L'affaire des Inscriptions (1676-1677) fait rebondir la polémique autour de la question suivante : faut-il employer le français ou le latin pour les inscriptions des tableaux et monuments historiques ? C'est à l'Académie française, le 27 janvier 1687, que débute la phase la plus aiguë de la Querelle. On y lit, en effet, le poème de Charles Perrault le Siècle de Louis le Grand, dans lequel l'auteur déclare préférer « le siècle de Louis au beau siècle d'Auguste ». L'exaltation du présent contre le passé déchaîne les foudres de Boileau, à qui s'allient La Fontaine et La Bruyère. Perrault rédige les quatre tomes de son Parallèle des Anciens et des Modernes (1688-1697), auxquels Boileau répond par ses Réflexions sur Longin (1694). Le conflit entre les deux hommes ne s'apaise qu'en 1694, grâce à la médiation d'Antoine Arnauld, qui obtient une réconciliation publique.

La dernière phase de la Querelle s'ordonne autour d'Homère. L'helléniste Anne Dacier livre au public, en 1699, une traduction de l'Iliade qui ne masque ni les longueurs ni les répétitions du texte original. En 1713, Antoine Houdar de La Motte tire de cette édition une version largement amputée et versifiée. Mme Dacier s'élève aussitôt contre ce sacrilège. Cette fois, c'est Fénelon qui réconcilie les adversaires dans sa Lettre à l'Académie (1714) : il exhorte les Modernes à égaler et à dépasser les Anciens.

Ainsi prend fin une longue polémique où les questions de personnes ont sans doute joué un rôle aussi important que les exigences d'ordre esthétique. Par-delà les excès de l'un et l'autre camp, par-delà une violence polémique qui interdit souvent aux protagonistes de poser les problèmes avec la clarté requise, la querelle des Anciens et des Modernes fait résonner une question essentielle : celle des rapports qu'entretiennent les œuvres d'art du présent avec l'héritage d'une civilisation.

Andorre,

principauté souveraine des Pyrénées, placée depuis la fin du XIIIe siècle sous l'autorité de deux coprinces : l'évêque d'Urgel et le roi de France (prérogative qui passe ensuite au président de la République française).
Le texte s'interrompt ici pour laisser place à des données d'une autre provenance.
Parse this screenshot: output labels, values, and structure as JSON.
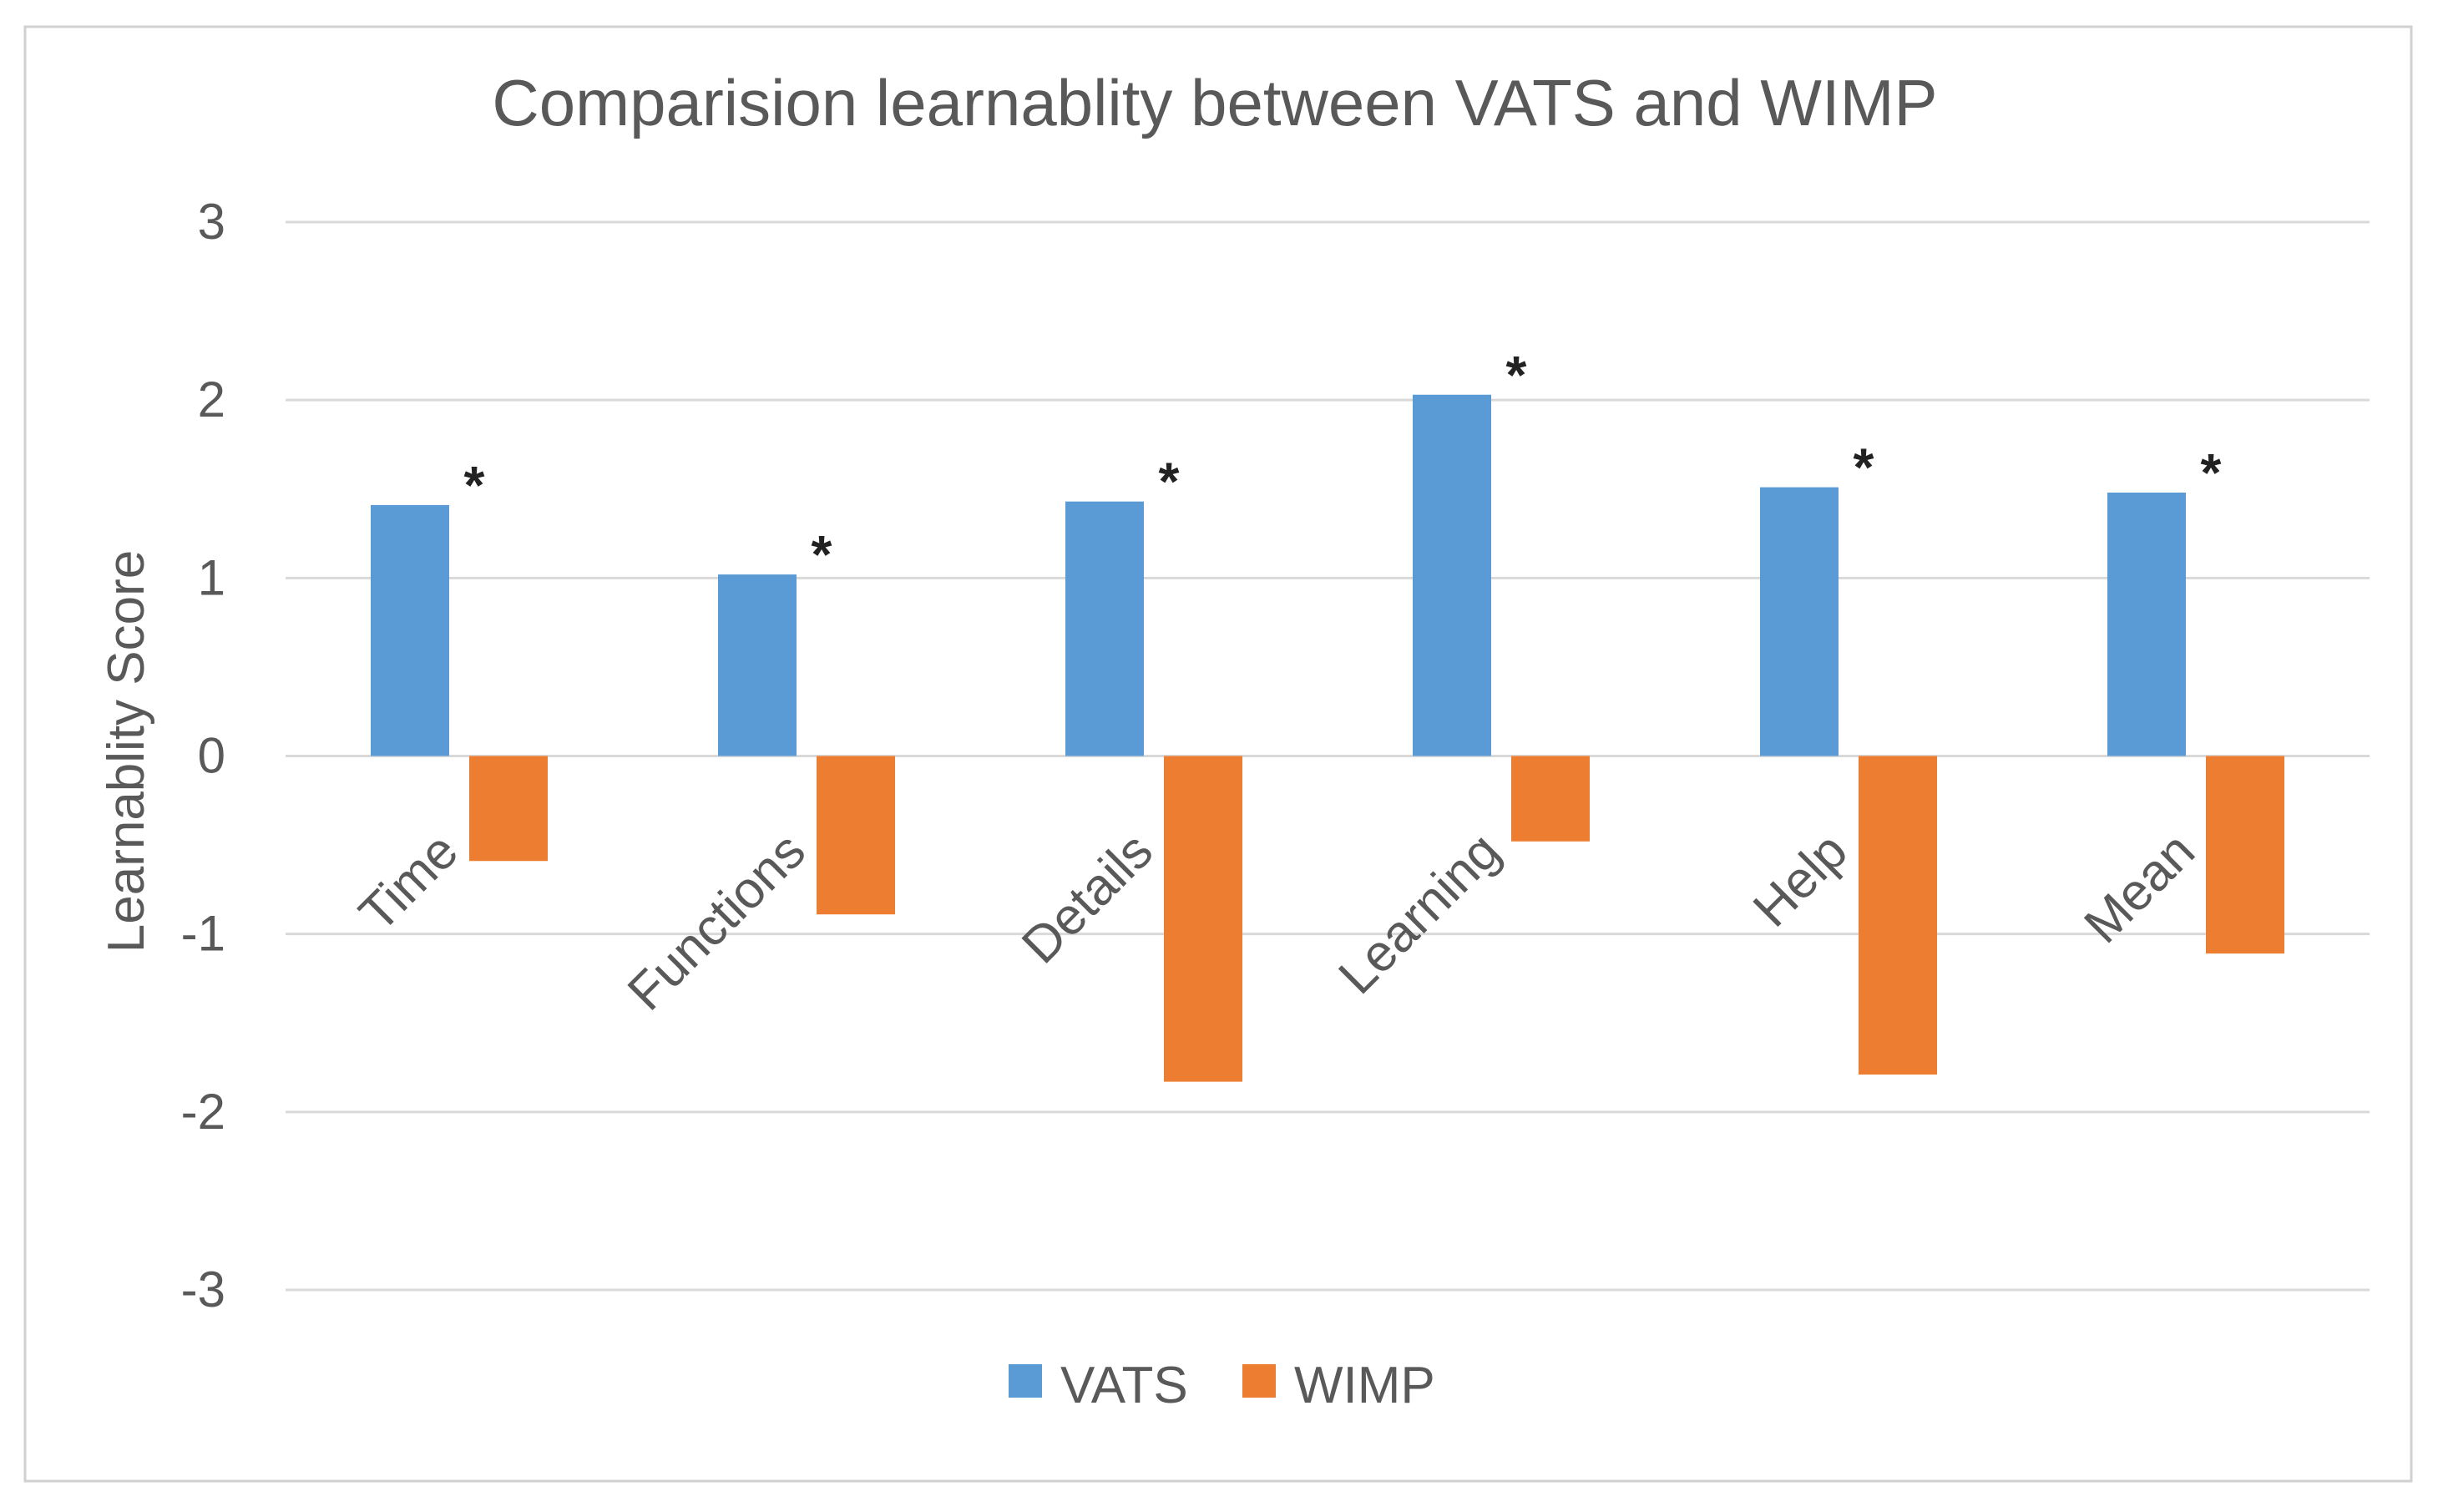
{
  "chart_data": {
    "type": "bar",
    "title": "Comparision learnablity between VATS and WIMP",
    "xlabel": "",
    "ylabel": "Learnablity  Score",
    "ylim": [
      -3,
      3
    ],
    "yticks": [
      3,
      2,
      1,
      0,
      -1,
      -2,
      -3
    ],
    "grid": true,
    "legend_position": "bottom",
    "categories": [
      "Time",
      "Functions",
      "Details",
      "Learning",
      "Help",
      "Mean"
    ],
    "series": [
      {
        "name": "VATS",
        "color": "#5B9BD5",
        "values": [
          1.41,
          1.02,
          1.43,
          2.03,
          1.51,
          1.48
        ]
      },
      {
        "name": "WIMP",
        "color": "#ED7D31",
        "values": [
          -0.59,
          -0.89,
          -1.83,
          -0.48,
          -1.79,
          -1.11
        ]
      }
    ],
    "significance": [
      "*",
      "*",
      "*",
      "*",
      "*",
      "*"
    ]
  }
}
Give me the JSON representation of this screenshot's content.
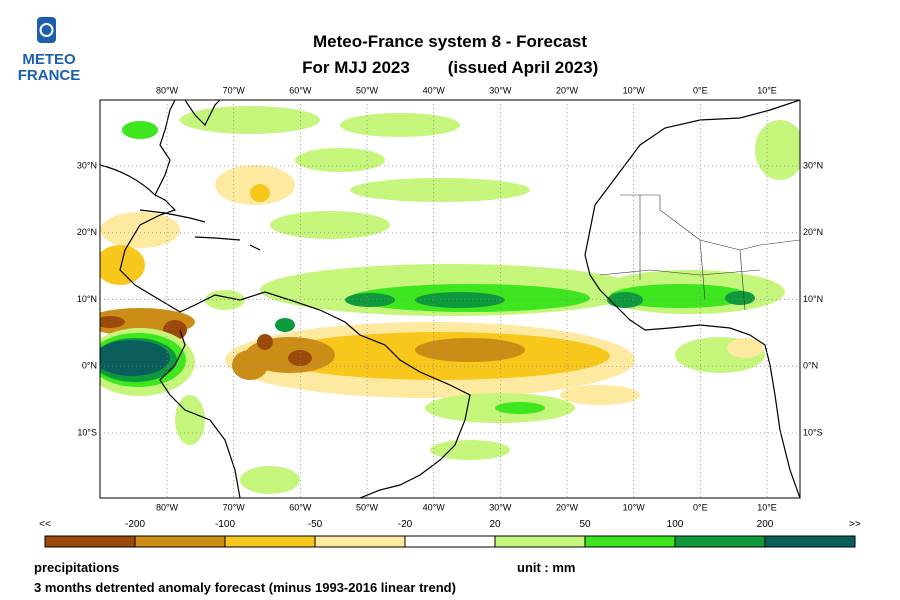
{
  "logo": {
    "line1": "METEO",
    "line2": "FRANCE"
  },
  "header": {
    "title": "Meteo-France system 8  -  Forecast",
    "subtitle_left": "For MJJ 2023",
    "subtitle_right": "(issued April 2023)"
  },
  "map": {
    "lon_labels": [
      "80°W",
      "70°W",
      "60°W",
      "50°W",
      "40°W",
      "30°W",
      "20°W",
      "10°W",
      "0°E",
      "10°E"
    ],
    "lat_labels": [
      "30°N",
      "20°N",
      "10°N",
      "0°N",
      "10°S"
    ]
  },
  "legend": {
    "left_arrow": "<<",
    "right_arrow": ">>",
    "thresholds": [
      "-200",
      "-100",
      "-50",
      "-20",
      "20",
      "50",
      "100",
      "200"
    ],
    "colors": [
      "#9b4a0c",
      "#cc8d17",
      "#f7c71c",
      "#fde9a0",
      "#ffffff",
      "#c6f57c",
      "#3de61f",
      "#0e9a3c",
      "#0a5f5c"
    ]
  },
  "footer": {
    "variable": "precipitations",
    "unit": "unit : mm",
    "description": "3 months detrented anomaly forecast (minus 1993-2016 linear trend)"
  }
}
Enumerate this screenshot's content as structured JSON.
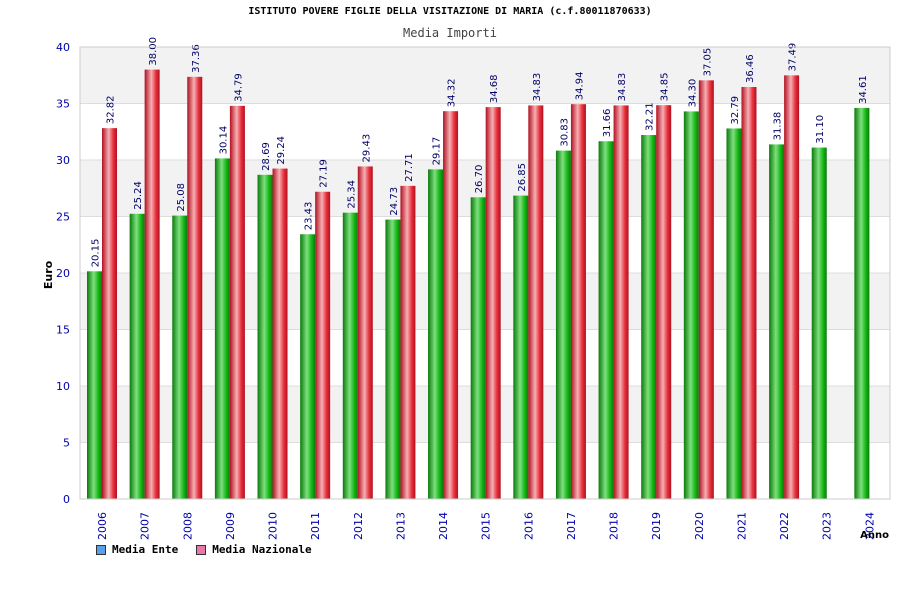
{
  "title": "ISTITUTO POVERE FIGLIE DELLA VISITAZIONE DI MARIA (c.f.80011870633)",
  "colors": {
    "ente": "#18b818",
    "nazionale": "#e8303c",
    "legend_ente": "#5aa0e8",
    "legend_nazionale": "#e878a8",
    "band": "#f2f2f2",
    "axis_text": "#0000aa",
    "value_text": "#000066"
  },
  "chart_data": {
    "type": "bar",
    "title": "Media Importi",
    "xlabel": "Anno",
    "ylabel": "Euro",
    "ylim": [
      0,
      40
    ],
    "yticks": [
      "0",
      "5",
      "10",
      "15",
      "20",
      "25",
      "30",
      "35",
      "40"
    ],
    "grid": true,
    "legend_position": "bottom-left",
    "categories": [
      "2006",
      "2007",
      "2008",
      "2009",
      "2010",
      "2011",
      "2012",
      "2013",
      "2014",
      "2015",
      "2016",
      "2017",
      "2018",
      "2019",
      "2020",
      "2021",
      "2022",
      "2023",
      "2024"
    ],
    "series": [
      {
        "name": "Media Ente",
        "values": [
          20.15,
          25.24,
          25.08,
          30.14,
          28.69,
          23.43,
          25.34,
          24.73,
          29.17,
          26.7,
          26.85,
          30.83,
          31.66,
          32.21,
          34.3,
          32.79,
          31.38,
          31.1,
          34.61
        ],
        "labels": [
          "20.15",
          "25.24",
          "25.08",
          "30.14",
          "28.69",
          "23.43",
          "25.34",
          "24.73",
          "29.17",
          "26.70",
          "26.85",
          "30.83",
          "31.66",
          "32.21",
          "34.30",
          "32.79",
          "31.38",
          "31.10",
          "34.61"
        ]
      },
      {
        "name": "Media Nazionale",
        "values": [
          32.82,
          38.0,
          37.36,
          34.79,
          29.24,
          27.19,
          29.43,
          27.71,
          34.32,
          34.68,
          34.83,
          34.94,
          34.83,
          34.85,
          37.05,
          36.46,
          37.49,
          null,
          null
        ],
        "labels": [
          "32.82",
          "38.00",
          "37.36",
          "34.79",
          "29.24",
          "27.19",
          "29.43",
          "27.71",
          "34.32",
          "34.68",
          "34.83",
          "34.94",
          "34.83",
          "34.85",
          "37.05",
          "36.46",
          "37.49",
          "",
          ""
        ]
      }
    ]
  }
}
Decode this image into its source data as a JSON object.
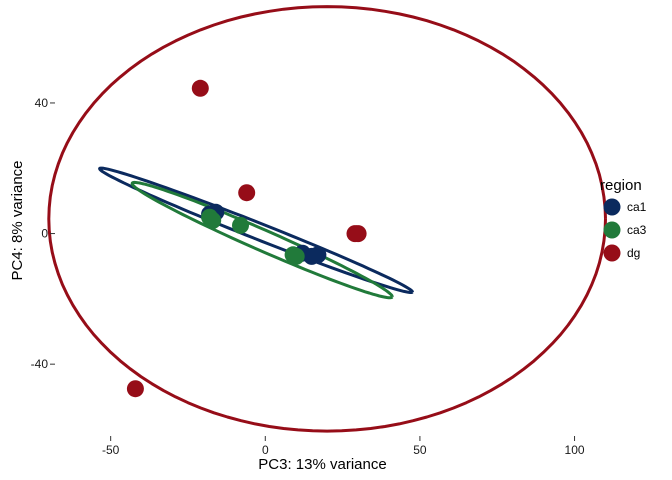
{
  "chart_data": {
    "type": "scatter",
    "title": "",
    "xlabel": "PC3: 13% variance",
    "ylabel": "PC4: 8% variance",
    "xlim": [
      -68,
      105
    ],
    "ylim": [
      -62,
      70
    ],
    "xticks": [
      -50,
      0,
      50,
      100
    ],
    "yticks": [
      -40,
      0,
      40
    ],
    "xtick_labels": [
      "-50",
      "0",
      "50",
      "100"
    ],
    "ytick_labels": [
      "-40",
      "0",
      "40"
    ],
    "grid": false,
    "legend": {
      "title": "region",
      "placement": "right"
    },
    "series": [
      {
        "name": "ca1",
        "color": "#0b2a5e",
        "points": [
          [
            -18,
            6
          ],
          [
            -16,
            6.5
          ],
          [
            12,
            -6
          ],
          [
            15,
            -7
          ],
          [
            17,
            -6.5
          ]
        ],
        "ellipse": {
          "cx": -3,
          "cy": 1,
          "rx": 54,
          "ry": 2.5,
          "angle_deg": -20.5
        }
      },
      {
        "name": "ca3",
        "color": "#217a3a",
        "points": [
          [
            -18,
            5
          ],
          [
            -17,
            4
          ],
          [
            -8,
            2.5
          ],
          [
            9,
            -6.5
          ],
          [
            10,
            -7
          ]
        ],
        "ellipse": {
          "cx": -1,
          "cy": -2,
          "rx": 45.5,
          "ry": 3.2,
          "angle_deg": -22.5
        }
      },
      {
        "name": "dg",
        "color": "#960d18",
        "points": [
          [
            -21,
            44.5
          ],
          [
            -6,
            12.5
          ],
          [
            29,
            0
          ],
          [
            30,
            0
          ],
          [
            -42,
            -47.5
          ]
        ],
        "ellipse": {
          "cx": 20,
          "cy": 4.5,
          "rx": 90,
          "ry": 65,
          "angle_deg": 0
        }
      }
    ]
  }
}
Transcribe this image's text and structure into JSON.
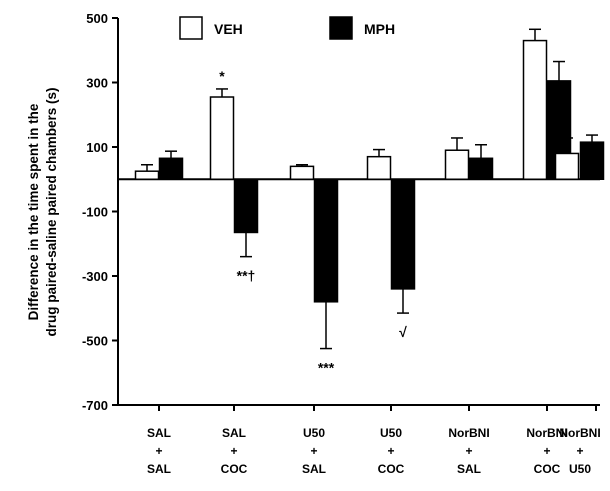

En 988, le comte d'Urgel cède à l'évêque de cette ville les terres « fiscales » que Charles le Chauve avait données à l'un de ses prédécesseurs en 843. À son tour, le prélat les restitue en fief à la famille des Caboet au début du XIe siècle. Devenu héréditaire, ce fief passe par mariage à la famille des Castelbon (vers 1185), puis à celle des comtes de Foix (vers 1208). Les relations entre l'évêque et ses vassaux sont souvent difficiles. L'intervention du roi d'Aragon leur permet, en 1278, de conclure un accord de « paréage » qui instaure un condominium sur la vallée (partage du tribut, ou questia, présence des bailes des deux autorités, aide militaire due aux deux seigneurs). Transmis au roi de Navarre, l'héritage des comtes de Foix échoit à la France lors de l'accession d'Henri IV au trône.